Community Ops/paas/Backups

From MozillaWiki
Jump to: navigation, search

Infrastructure backup

Assumptions

  • The majority of our infrastructure is based in the idea to have as many immutable parts as possible.
    • Docker images
    • Marathon deployed apps
    • Software stack
      • Mesos
      • Marathon
      • Zookeeper
      • Consul checks
  • We should be comfortable with the loss of some of our EC2 instances
  • Our EC2 based infra is HA
  • "Backups" refer to a point-in-time copy of a service or resource
  • We should utilize AWS hosted services to avoid maintenance overhead
  • All the backups should be encrypted

Mutable part

  • Persistent storage
    • EFS
  • Marathon app definitions
  • Chronos task definitions
  • Databases
  • Consul KV
  • WP sites

External dependencies & redundancy

At deploy time we should not rely to a single external (3rd party) service because it’s a SPOF that we don’t control.
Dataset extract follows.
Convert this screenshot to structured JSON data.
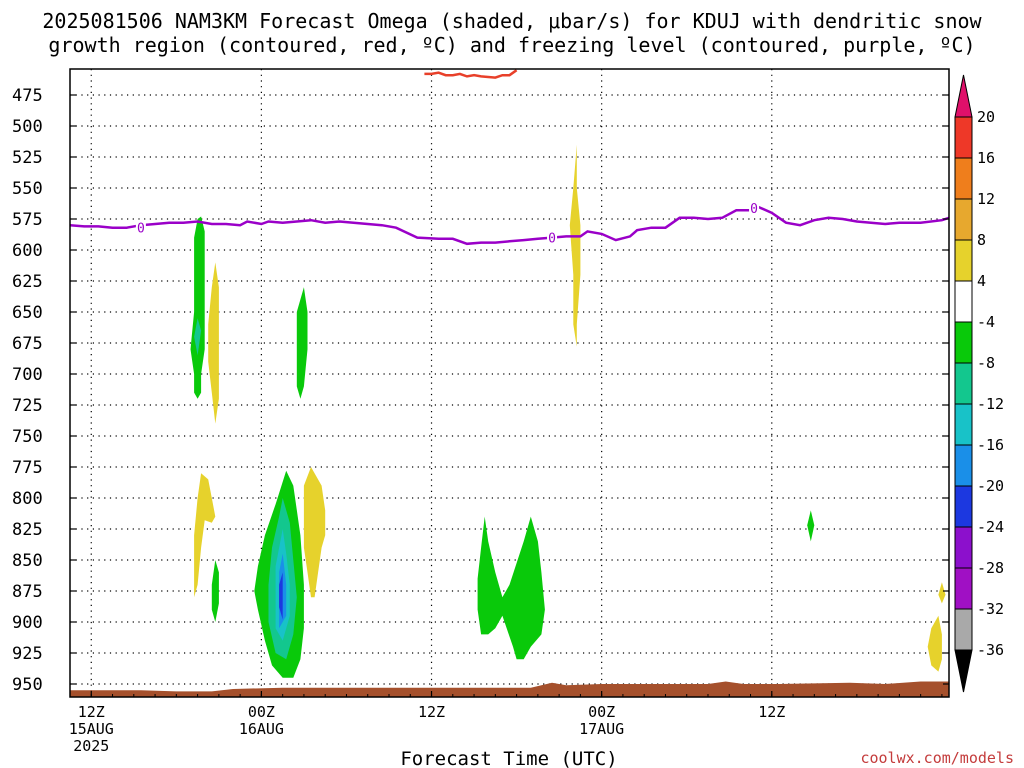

We need to have redundant access to data living in external dependencies.

  • Docker images

Backup implementation

EFS

  • Backup is going to live S3/Glacier
  • Implement a script to do scheduled backups based on a backup tool
  • Deploy it in chronos
  • Schedule policy
    • 7 times a week
      • Lives in S3
    • 4 times per month
      • Lives in Glacier
    • 12 times per year
      • Lives in Glacier

Marathon/Chronos definitions

  • Backup is going to live in a versioned S3 bucket
  • Implement a script to do scheduled backups using marathon/chronos HTTP API
  • Deploy it in chronos
  • Schedule policy
    • 7 times a week
    • 4 times per month
    • 12 times per year

Databases

  • Already backed by RDS
  • Current policy
    • 7 times a week
  • Future policy
    • 7 times a week on RDS
    • 12 times a year on S3/Glacier

Consul K/V

  • Backup is going to live in a versioned S3 bucket
  • Implement a script to do scheduled backups using consul HTTP API
  • Deploy it in chronos
  • Schedule policy
    • 7 times a week
    • 4 times per month
    • 12 times per year

WP sites

  • Backup is going to live in S3
  • Use MainWP native backup functionality
  • Schedule policy
    • Once per week

3rd party services

Docker

  • Docker registry mirror
  • Maybe a hosted one
  • EC2 container registry is not the best one but it’s hosted by AWS

Restoring from backup

Infrastructure

  • Ansible playbooks for config management
  • Terraform for resources management

Storage

  • Use the backup tool to revert to a point in time
  • Implementation
    • Native tool functionality

Marathon/Chronos/Consul

  • Redeploy the definition
  • Implementation
    • Write a script to populate the service definitions using HTTP API

WP Sites

  • Native restore functionality in MainWP
  • Implementation
    • Native tool functionality

Databases

  • Restore from snapshot
  • Implementation
      • Native tool functionality